Current model, pricing, and status caveats that change implementation choices
The REST syntax is only part of the answer. A technically correct request can still be the wrong implementation choice if you pick the wrong model lane or assume outdated billing rules.
| Model lane | Current role | Why you would pick it | Current caveat |
|---|---|---|---|
gemini-3.1-flash-image-preview | Best default for new raw-REST work | Fast current native image lane with direct imageConfig support | Still preview-labeled |
gemini-3-pro-image-preview | Premium branch | Better fit for text-heavy graphics, more contextual outputs, and higher-stakes design work | Higher cost and still preview-labeled |
gemini-2.5-flash-image | Legacy but still documented in compatibility examples | Useful mainly when you are dealing with older examples or a specific existing compatibility flow | Google’s deprecations page lists an October 2, 2026 shutdown date |
Billing and limits also matter more than most endpoint pages admit. Google’s billing page still says new accounts begin on the Free Tier and only certain models are available within their free limits. The rate-limits page says limits depend on usage tier and can be viewed in AI Studio, which means you should not assume your project has the same live quota as another tutorial author’s project.

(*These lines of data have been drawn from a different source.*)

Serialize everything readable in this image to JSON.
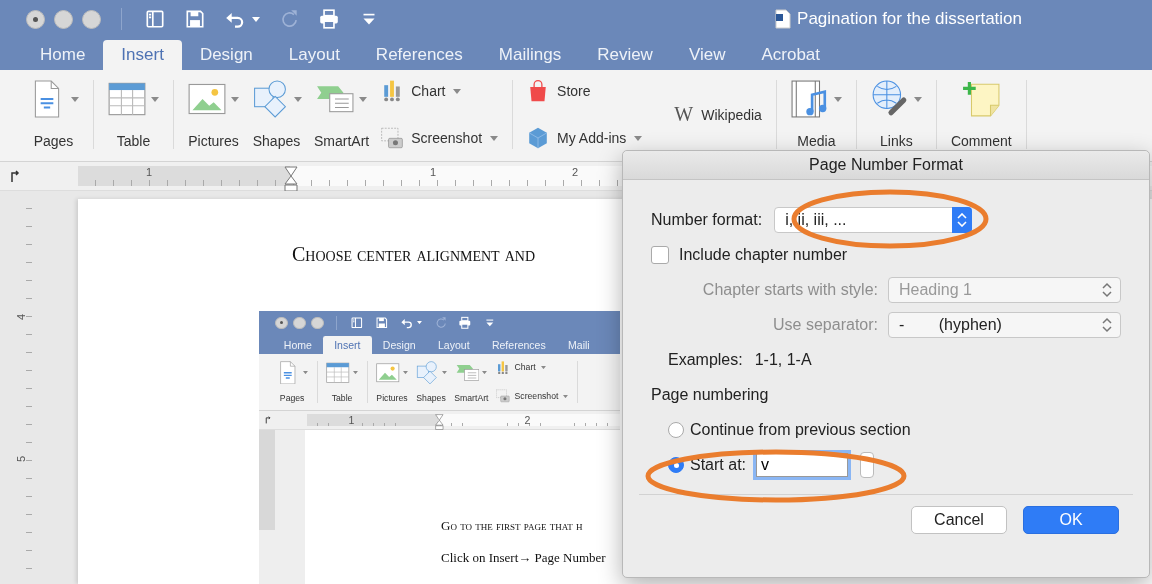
{
  "window": {
    "title": "Pagination for the dissertation",
    "quick_access": [
      {
        "disabled": false,
        "dropdown": false
      },
      {
        "disabled": false,
        "dropdown": false
      },
      {
        "disabled": false,
        "dropdown": true
      },
      {
        "disabled": true,
        "dropdown": false
      },
      {
        "disabled": false,
        "dropdown": false
      },
      {
        "disabled": false,
        "dropdown": false
      }
    ]
  },
  "tabs": [
    {
      "label": "Home",
      "selected": false
    },
    {
      "label": "Insert",
      "selected": true
    },
    {
      "label": "Design",
      "selected": false
    },
    {
      "label": "Layout",
      "selected": false
    },
    {
      "label": "References",
      "selected": false
    },
    {
      "label": "Mailings",
      "selected": false
    },
    {
      "label": "Review",
      "selected": false
    },
    {
      "label": "View",
      "selected": false
    },
    {
      "label": "Acrobat",
      "selected": false
    }
  ],
  "ribbon": {
    "groups": [
      {
        "items": [
          {
            "kind": "large",
            "label": "Pages",
            "dropdown": true
          }
        ]
      },
      {
        "items": [
          {
            "kind": "large",
            "label": "Table",
            "dropdown": true
          }
        ]
      },
      {
        "items": [
          {
            "kind": "large",
            "label": "Pictures",
            "dropdown": true
          },
          {
            "kind": "large",
            "label": "Shapes",
            "dropdown": true
          },
          {
            "kind": "large",
            "label": "SmartArt",
            "dropdown": true
          },
          {
            "kind": "small",
            "label": "Chart",
            "dropdown": true
          },
          {
            "kind": "small",
            "label": "Screenshot",
            "dropdown": true
          }
        ]
      },
      {
        "items": [
          {
            "kind": "small",
            "label": "Store",
            "dropdown": false
          },
          {
            "kind": "small",
            "label": "My Add-ins",
            "dropdown": true
          },
          {
            "kind": "logo",
            "logo": "W",
            "label": "Wikipedia",
            "dropdown": false
          }
        ]
      },
      {
        "items": [
          {
            "kind": "large",
            "label": "Media",
            "dropdown": true
          }
        ]
      },
      {
        "items": [
          {
            "kind": "large",
            "label": "Links",
            "dropdown": true
          }
        ]
      },
      {
        "items": [
          {
            "kind": "large",
            "label": "Comment",
            "dropdown": false
          }
        ]
      }
    ]
  },
  "ruler": {
    "numbers": [
      "1",
      "1",
      "2"
    ]
  },
  "document": {
    "vertical_ruler": {
      "numbers": [
        "4",
        "5"
      ]
    },
    "heading": "Choose center alignment and",
    "embedded_screenshot": {
      "quick_access": [
        {
          "disabled": false,
          "dropdown": false
        },
        {
          "disabled": false,
          "dropdown": false
        },
        {
          "disabled": false,
          "dropdown": true
        },
        {
          "disabled": true,
          "dropdown": false
        },
        {
          "disabled": false,
          "dropdown": false
        },
        {
          "disabled": false,
          "dropdown": false
        }
      ],
      "tabs": [
        {
          "label": "Home",
          "selected": false
        },
        {
          "label": "Insert",
          "selected": true
        },
        {
          "label": "Design",
          "selected": false
        },
        {
          "label": "Layout",
          "selected": false
        },
        {
          "label": "References",
          "selected": false
        },
        {
          "label": "Maili",
          "selected": false
        }
      ],
      "ribbon": {
        "groups": [
          {
            "items": [
              {
                "kind": "large",
                "label": "Pages",
                "dropdown": true
              }
            ]
          },
          {
            "items": [
              {
                "kind": "large",
                "label": "Table",
                "dropdown": true
              }
            ]
          },
          {
            "items": [
              {
                "kind": "large",
                "label": "Pictures",
                "dropdown": true
              },
              {
                "kind": "large",
                "label": "Shapes",
                "dropdown": true
              },
              {
                "kind": "large",
                "label": "SmartArt",
                "dropdown": true
              },
              {
                "kind": "small",
                "label": "Chart",
                "dropdown": true
              },
              {
                "kind": "small",
                "label": "Screenshot",
                "dropdown": true
              }
            ]
          }
        ]
      },
      "ruler": {
        "numbers": [
          "1",
          "2"
        ]
      },
      "paragraphs": [
        "Go to the first page that h",
        "Click on Insert→ Page Number"
      ]
    }
  },
  "dialog": {
    "title": "Page Number Format",
    "number_format": {
      "label": "Number format:",
      "value": "i, ii, iii, ..."
    },
    "include_chapter": {
      "label": "Include chapter number",
      "checked": false
    },
    "chapter_style": {
      "label": "Chapter starts with style:",
      "value": "Heading 1",
      "label_disabled": true,
      "value_disabled": true
    },
    "separator": {
      "label": "Use separator:",
      "value": "- (hyphen)",
      "label_disabled": true,
      "value_disabled": false
    },
    "examples": {
      "label": "Examples:",
      "value": "1-1, 1-A"
    },
    "page_numbering": {
      "heading": "Page numbering",
      "options": [
        {
          "kind": "plain",
          "label": "Continue from previous section",
          "selected": false
        },
        {
          "kind": "input",
          "label": "Start at:",
          "selected": true,
          "value": "v"
        }
      ]
    },
    "buttons": [
      {
        "label": "Cancel",
        "default": false
      },
      {
        "label": "OK",
        "default": true
      }
    ]
  }
}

That is why this article does not promise one universal "free Gemini image REST API" story. The current surface is more conditional than that. If your request is correct but your model is unavailable, your project is on the wrong tier, or your preview quota is tighter than expected, the failure will still feel like a REST bug until you check the project state.
Troubleshooting: fix the REST errors that usually waste the most time

The current query family is partly a troubleshooting keyword in disguise. Many readers do not search for REST guidance until something already failed. The good news is that the usual failures are repetitive enough that you can debug them in the right order.

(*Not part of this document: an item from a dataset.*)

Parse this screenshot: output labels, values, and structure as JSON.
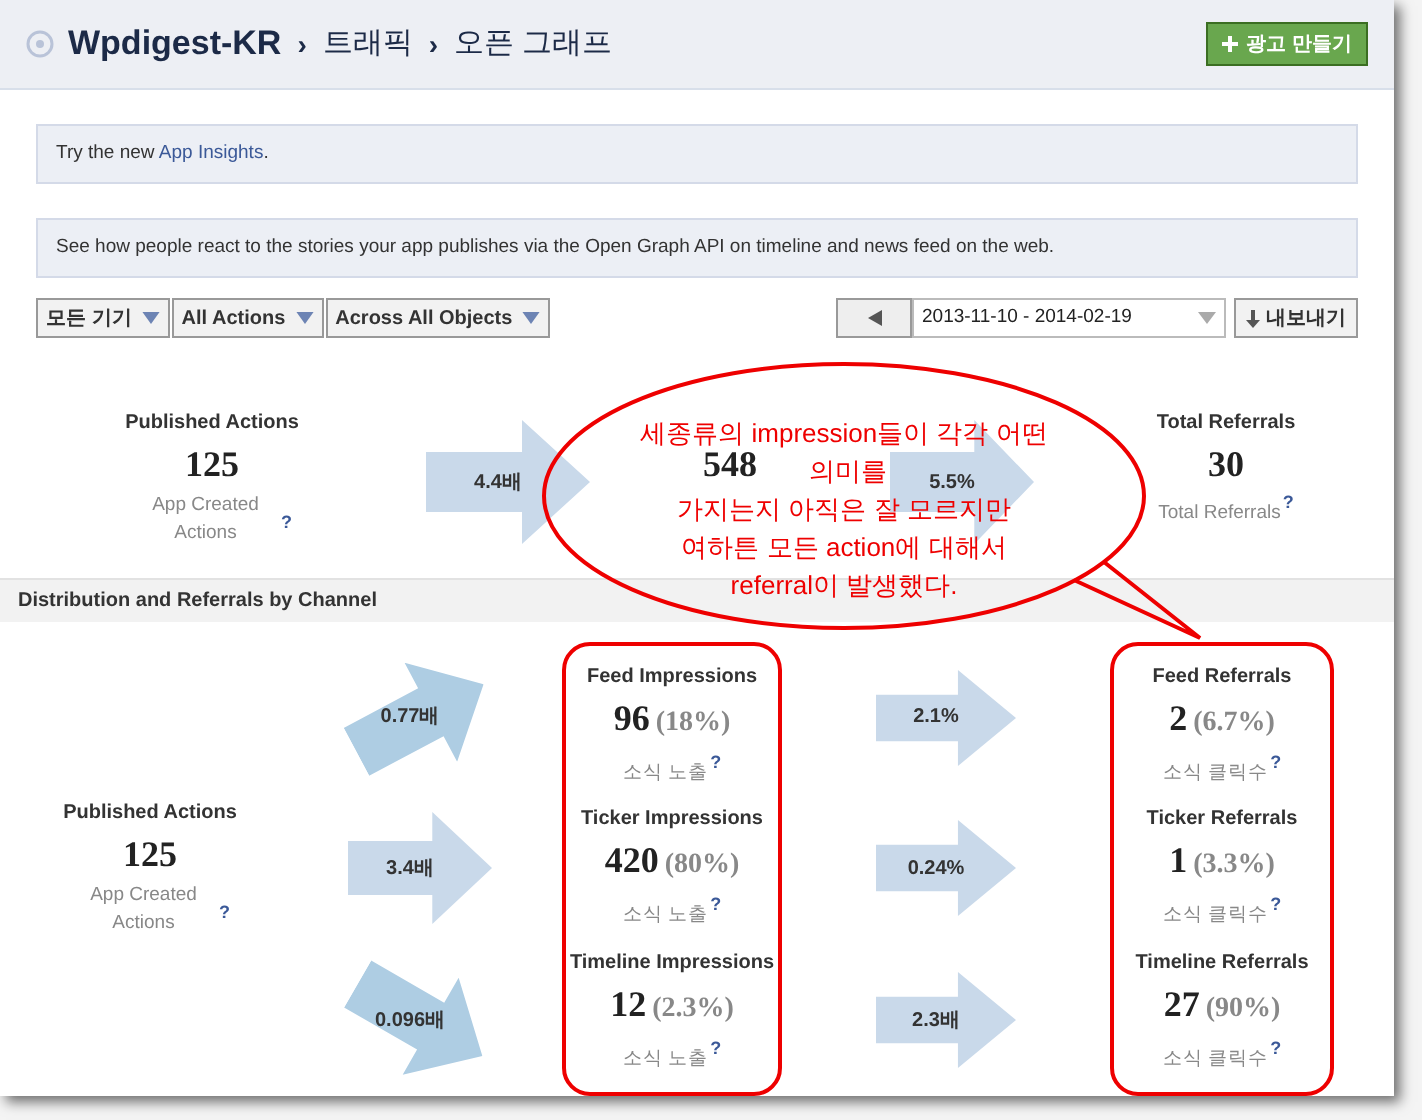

| What you see | What it usually means | What to do next |
|---|---|---|
404 on /v1beta/openai/images/generations | You are on the compatibility route and the model or request shape does not match what that endpoint currently supports | Retry the same job on the native Gemini generateContent route first |
Unknown name "generationConfig" or generation_config on the compatibility route | You are sending native Gemini request fields through the OpenAI-compatible contract | Move the request to native Gemini or convert it fully to the compatibility schema |
model not found with an older image model ID | You copied a stale model from an older example or a retired forum snippet | Recheck the current models page and deprecations page before changing anything else |
| AI Studio works but cURL fails | Your API key, project billing, or active model access is different from the browser-side test context | Confirm the same project, key, and model in AI Studio and the billing docs |
| The response is JSON but no image file appears | The request worked, but you did not decode the returned inlineData | Extract .inlineData.data and base64-decode it into a file |
The biggest time saver is to debug one layer at a time. Do not change the endpoint family, model ID, prompt, and save logic all at once. First prove the native request. Then prove the decode step. Then change the model. Then worry about quota, retries, or wrappers.

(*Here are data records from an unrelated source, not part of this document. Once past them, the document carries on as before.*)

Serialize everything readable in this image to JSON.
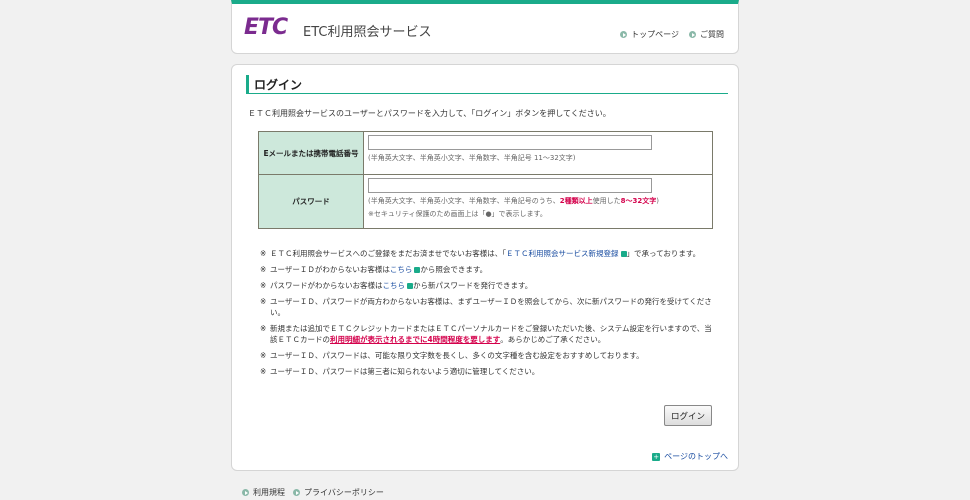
{
  "header": {
    "logo_text": "ETC",
    "app_title": "ETC利用照会サービス",
    "links": [
      {
        "label": "トップページ",
        "icon": "arrow-right-icon"
      },
      {
        "label": "ご質問",
        "icon": "arrow-right-icon"
      }
    ]
  },
  "login": {
    "title": "ログイン",
    "intro": "ＥＴＣ利用照会サービスのユーザーとパスワードを入力して、「ログイン」ボタンを押してください。",
    "user_label": "Eメールまたは携帯電話番号",
    "user_value": "",
    "user_hint": "(半角英大文字、半角英小文字、半角数字、半角記号 11～32文字)",
    "password_label": "パスワード",
    "password_value": "",
    "pw_hint_a": "(半角英大文字、半角英小文字、半角数字、半角記号のうち、",
    "pw_hint_b": "2種類以上",
    "pw_hint_c": "使用した",
    "pw_hint_d": "8～32文字",
    "pw_hint_e": ")",
    "pw_hint_line2": "※セキュリティ保護のため画面上は「●」で表示します。",
    "button_label": "ログイン"
  },
  "notes": {
    "mark": "※",
    "n1_a": "ＥＴＣ利用照会サービスへのご登録をまだお済ませでないお客様は、「",
    "n1_link": "ＥＴＣ利用照会サービス新規登録",
    "n1_b": "」で承っております。",
    "n2_a": "ユーザーＩＤがわからないお客様は",
    "n2_link": "こちら",
    "n2_b": "から照会できます。",
    "n3_a": "パスワードがわからないお客様は",
    "n3_link": "こちら",
    "n3_b": "から新パスワードを発行できます。",
    "n4": "ユーザーＩＤ、パスワードが両方わからないお客様は、まずユーザーＩＤを照会してから、次に新パスワードの発行を受けてください。",
    "n5_a": "新規または追加でＥＴＣクレジットカードまたはＥＴＣパーソナルカードをご登録いただいた後、システム設定を行いますので、当該ＥＴＣカードの",
    "n5_red": "利用明細が表示されるまでに4時間程度を要します",
    "n5_b": "。あらかじめご了承ください。",
    "n6": "ユーザーＩＤ、パスワードは、可能な限り文字数を長くし、多くの文字種を含む設定をおすすめしております。",
    "n7": "ユーザーＩＤ、パスワードは第三者に知られないよう適切に管理してください。"
  },
  "page_top": "ページのトップへ",
  "footer": [
    {
      "label": "利用規程",
      "icon": "arrow-right-icon"
    },
    {
      "label": "プライバシーポリシー",
      "icon": "arrow-right-icon"
    }
  ],
  "colors": {
    "brand_purple": "#7b2b8f",
    "accent_green": "#1aab8a",
    "label_bg": "#cde8db",
    "warning_red": "#d4004b",
    "link_blue": "#1a4da1"
  }
}
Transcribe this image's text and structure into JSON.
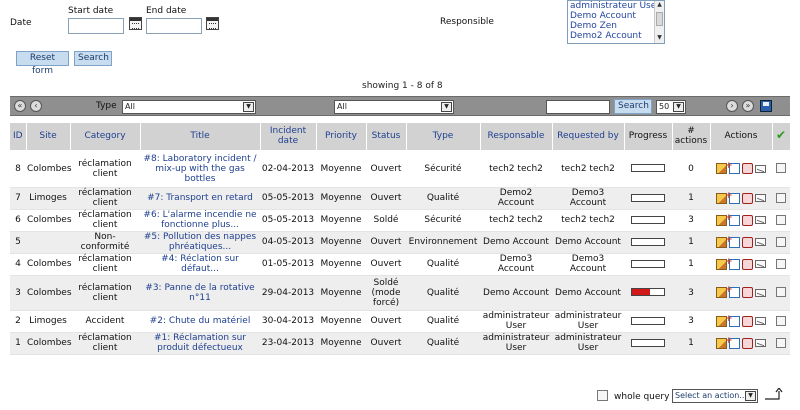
{
  "filters": {
    "date_label": "Date",
    "start_date_label": "Start date",
    "end_date_label": "End date",
    "start_date_value": "",
    "end_date_value": "",
    "responsible_label": "Responsible",
    "responsible_options": [
      "administrateur User",
      "Demo Account",
      "Demo Zen",
      "Demo2 Account"
    ]
  },
  "buttons": {
    "reset": "Reset form",
    "search": "Search"
  },
  "pagination": {
    "showing": "showing 1 - 8 of 8"
  },
  "toolbar": {
    "type_label": "Type",
    "type_value": "All",
    "filter2_value": "All",
    "search_value": "",
    "search_button": "Search",
    "page_size": "50"
  },
  "table": {
    "headers": [
      "ID",
      "Site",
      "Category",
      "Title",
      "Incident date",
      "Priority",
      "Status",
      "Type",
      "Responsable",
      "Requested by",
      "Progress",
      "# actions",
      "Actions"
    ],
    "rows": [
      {
        "id": "8",
        "site": "Colombes",
        "category": "réclamation client",
        "title": "#8: Laboratory incident / mix-up with the gas bottles",
        "date": "02-04-2013",
        "priority": "Moyenne",
        "status": "Ouvert",
        "type": "Sécurité",
        "responsable": "tech2 tech2",
        "requested_by": "tech2 tech2",
        "progress": 0,
        "actions": "0"
      },
      {
        "id": "7",
        "site": "Limoges",
        "category": "réclamation client",
        "title": "#7: Transport en retard",
        "date": "05-05-2013",
        "priority": "Moyenne",
        "status": "Ouvert",
        "type": "Qualité",
        "responsable": "Demo2 Account",
        "requested_by": "Demo3 Account",
        "progress": 0,
        "actions": "1"
      },
      {
        "id": "6",
        "site": "Colombes",
        "category": "réclamation client",
        "title": "#6: L'alarme incendie ne fonctionne plus...",
        "date": "05-05-2013",
        "priority": "Moyenne",
        "status": "Soldé",
        "type": "Sécurité",
        "responsable": "tech2 tech2",
        "requested_by": "tech2 tech2",
        "progress": 0,
        "actions": "3"
      },
      {
        "id": "5",
        "site": "",
        "category": "Non-conformité",
        "title": "#5: Pollution des nappes phréatiques...",
        "date": "04-05-2013",
        "priority": "Moyenne",
        "status": "Ouvert",
        "type": "Environnement",
        "responsable": "Demo Account",
        "requested_by": "Demo Account",
        "progress": 0,
        "actions": "1"
      },
      {
        "id": "4",
        "site": "Colombes",
        "category": "réclamation client",
        "title": "#4: Réclation sur défaut...",
        "date": "01-05-2013",
        "priority": "Moyenne",
        "status": "Ouvert",
        "type": "Qualité",
        "responsable": "Demo3 Account",
        "requested_by": "Demo3 Account",
        "progress": 0,
        "actions": "1"
      },
      {
        "id": "3",
        "site": "Colombes",
        "category": "réclamation client",
        "title": "#3: Panne de la rotative n°11",
        "date": "29-04-2013",
        "priority": "Moyenne",
        "status": "Soldé (mode forcé)",
        "type": "Qualité",
        "responsable": "Demo Account",
        "requested_by": "Demo Account",
        "progress": 0.55,
        "actions": "3"
      },
      {
        "id": "2",
        "site": "Limoges",
        "category": "Accident",
        "title": "#2: Chute du matériel",
        "date": "30-04-2013",
        "priority": "Moyenne",
        "status": "Ouvert",
        "type": "Qualité",
        "responsable": "administrateur User",
        "requested_by": "administrateur User",
        "progress": 0,
        "actions": "3"
      },
      {
        "id": "1",
        "site": "Colombes",
        "category": "réclamation client",
        "title": "#1: Réclamation sur produit défectueux",
        "date": "23-04-2013",
        "priority": "Moyenne",
        "status": "Ouvert",
        "type": "Qualité",
        "responsable": "administrateur User",
        "requested_by": "administrateur User",
        "progress": 0,
        "actions": "1"
      }
    ]
  },
  "footer": {
    "whole_query_label": "whole query",
    "action_select": "Select an action..."
  },
  "colors": {
    "header_bg": "#d2d2d2",
    "link_blue": "#1f3f8f",
    "progress_red": "#d21818",
    "toolbar_gray": "#8f8f8f"
  }
}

If your failure mode has moved from endpoint choice into repeated 429, 400, or 500 errors, the better next page is Gemini API Error Fix 2026: 429, 400, 500.
Bottom line
For current raw HTTP image generation, start with the native Gemini Developer API:
textPOST https://generativelanguage.googleapis.com/v1beta/models/gemini-3.1-flash-image-preview:generateContent
Use responseModalities plus imageConfig, save the returned inlineData, and only switch to /v1beta/openai/images/generations when you are deliberately preserving an OpenAI-compatible client shape.
That is the safest current default because it matches Google’s current image docs, uses the current Gemini image model family, and gives you the clearest contract for raw REST debugging.